In September 2005, John Reid had sent me a note giving a nine-month preparation time for the deployment of British troops to Helmand province. The exchange of notes and correspondence, meetings and conferences continued throughout the latter part of 2005 into 2006. It was agreed that in principle we should deploy. But as John made very clear, it would be a tough and dangerous mission. The Taliban would fight hard to keep hold of the territory that we had never been able satisfactorily to wrest from them. There would be suicide attacks on our forces.
We held a conference on Afghanistan in London in February, which Kofi Annan co-chaired with me. At the conference, the scale of the challenge was plain, in terms of civilian and military capacity, in nation-building and giving Afghans solid hope they would have a stable functioning democracy for the future.

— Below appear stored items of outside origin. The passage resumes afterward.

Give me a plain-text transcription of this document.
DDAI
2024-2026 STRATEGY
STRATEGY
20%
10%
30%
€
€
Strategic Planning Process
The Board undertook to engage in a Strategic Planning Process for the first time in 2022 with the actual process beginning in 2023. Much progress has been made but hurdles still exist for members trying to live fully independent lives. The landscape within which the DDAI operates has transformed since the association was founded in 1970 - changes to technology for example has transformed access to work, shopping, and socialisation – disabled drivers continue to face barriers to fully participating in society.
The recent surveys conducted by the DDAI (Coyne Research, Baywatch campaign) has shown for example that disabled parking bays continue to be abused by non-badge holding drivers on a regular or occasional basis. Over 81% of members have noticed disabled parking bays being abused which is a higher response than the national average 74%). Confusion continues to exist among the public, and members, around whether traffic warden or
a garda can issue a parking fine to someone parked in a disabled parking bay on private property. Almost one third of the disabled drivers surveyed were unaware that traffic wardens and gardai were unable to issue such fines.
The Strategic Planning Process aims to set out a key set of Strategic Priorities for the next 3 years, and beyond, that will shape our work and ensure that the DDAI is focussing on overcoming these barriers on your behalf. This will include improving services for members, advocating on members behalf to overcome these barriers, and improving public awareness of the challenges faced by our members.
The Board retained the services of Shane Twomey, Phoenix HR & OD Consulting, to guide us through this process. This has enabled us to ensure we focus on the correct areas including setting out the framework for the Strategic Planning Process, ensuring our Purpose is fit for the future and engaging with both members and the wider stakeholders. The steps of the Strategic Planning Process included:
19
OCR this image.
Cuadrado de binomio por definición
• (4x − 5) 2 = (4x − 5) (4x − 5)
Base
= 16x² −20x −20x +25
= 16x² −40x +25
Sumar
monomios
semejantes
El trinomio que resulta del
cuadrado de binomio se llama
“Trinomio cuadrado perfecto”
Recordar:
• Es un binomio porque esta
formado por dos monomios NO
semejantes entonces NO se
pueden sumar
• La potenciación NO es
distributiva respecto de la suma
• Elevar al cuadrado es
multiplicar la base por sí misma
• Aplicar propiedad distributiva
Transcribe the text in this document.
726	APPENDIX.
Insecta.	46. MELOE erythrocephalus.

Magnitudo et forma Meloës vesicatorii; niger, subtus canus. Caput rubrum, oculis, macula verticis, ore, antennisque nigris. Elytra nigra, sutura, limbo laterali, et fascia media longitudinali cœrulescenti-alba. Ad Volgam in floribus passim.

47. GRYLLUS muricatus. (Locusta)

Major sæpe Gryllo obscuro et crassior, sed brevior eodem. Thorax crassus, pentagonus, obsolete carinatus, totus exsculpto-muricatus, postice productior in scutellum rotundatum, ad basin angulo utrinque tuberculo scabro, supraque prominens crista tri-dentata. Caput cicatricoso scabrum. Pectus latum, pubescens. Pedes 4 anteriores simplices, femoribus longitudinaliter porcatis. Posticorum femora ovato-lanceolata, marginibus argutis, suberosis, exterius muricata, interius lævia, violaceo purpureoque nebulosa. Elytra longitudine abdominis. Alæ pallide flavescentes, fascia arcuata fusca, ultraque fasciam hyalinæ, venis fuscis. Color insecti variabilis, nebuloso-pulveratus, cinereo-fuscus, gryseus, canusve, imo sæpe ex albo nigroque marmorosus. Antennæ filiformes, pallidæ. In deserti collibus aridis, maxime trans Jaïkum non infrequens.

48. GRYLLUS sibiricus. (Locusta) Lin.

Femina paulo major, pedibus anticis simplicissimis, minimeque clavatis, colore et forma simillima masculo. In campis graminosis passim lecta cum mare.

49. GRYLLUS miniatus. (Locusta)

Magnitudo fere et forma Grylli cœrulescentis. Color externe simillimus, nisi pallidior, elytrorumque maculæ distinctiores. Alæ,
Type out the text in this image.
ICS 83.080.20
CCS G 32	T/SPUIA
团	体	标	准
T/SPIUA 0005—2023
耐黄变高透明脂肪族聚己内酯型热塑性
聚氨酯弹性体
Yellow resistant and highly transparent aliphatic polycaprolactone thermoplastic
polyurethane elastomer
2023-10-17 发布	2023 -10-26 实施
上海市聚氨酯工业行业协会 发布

What was apparent in both Iraq and Afghanistan was that the enemy had a very stark picture in their mind of the importance of the struggle we were engaged in. It was, naturally, all masked as their fight against occupying forces of the West, but this ignored the facts that a) there was a UN resolution authorising the presence of such forces, b) there had been elections in both countries resulting in governments who wanted the presence of such forces, and c) above all, the only reason for our presence was their terrorist campaign. If they had stopped that, we would have gone instantly.
Of course, they knew this perfectly well. Their real fear was precisely that of leaving the people to determine the outcome, since it was obvious that outcome, freely determined, would have stood against fanaticism and for modernisation. When Zahir Shah, the last king of Afghanistan (who had made a state visit to the UK in 19
71), died at the ripe old age of ninety-two in July 2007, we were reminded of the fact that back in the 1960s and 70s, Afghanistan had been a nation on its way up, with a GDP per head equal to that of South Korea.
While they had a clear view of the importance of the fight to their ideology, public opinion in the West was becoming more and more fuzzy as to the reasons for our presence, asking whether it could possibly be worth it. Once again, people drew analogies with conventional warfare of the symmetrical kind, when what was self-evident was that this was unconventional warfare of the asymmetrical kind. We were engaged in long-term nation-building the purpose of which was as much our security as their nation. That’s the way the world is in the early twenty-first century. The wars, the ideologies, the power structures of the twentieth century seem less part of another century than part of another epoch. Unsurprisingly, people’s minds are slow to adapt.
So a constant and recurrent theme of 2006 was the increase of endeavour in Afghanistan. I was alarmed about it, uncertain we had the right civilian leadership there and concerned that though our military had a good plan for our contribution, it was unclear our enthusiasm was shared, at least outside of the US.
My mind was full of this as well as of the domestic challenge. At the end of August, just before I was due to go to Balmoral, and with carefully orchestrated debate rife as to when I would finally set a date for departure, I decided to give an interview. You would think I would have learned by then. One rule about giving interviews: never do it without knowing the answer to the obvious question. Sounds simple, but it’s amazing how many times even the seasoned pro can walk in full of thoughts, full of great things to say, concentrating hard on what they want the story to be, without ever focusing on the answer to the one question they are bound to be asked.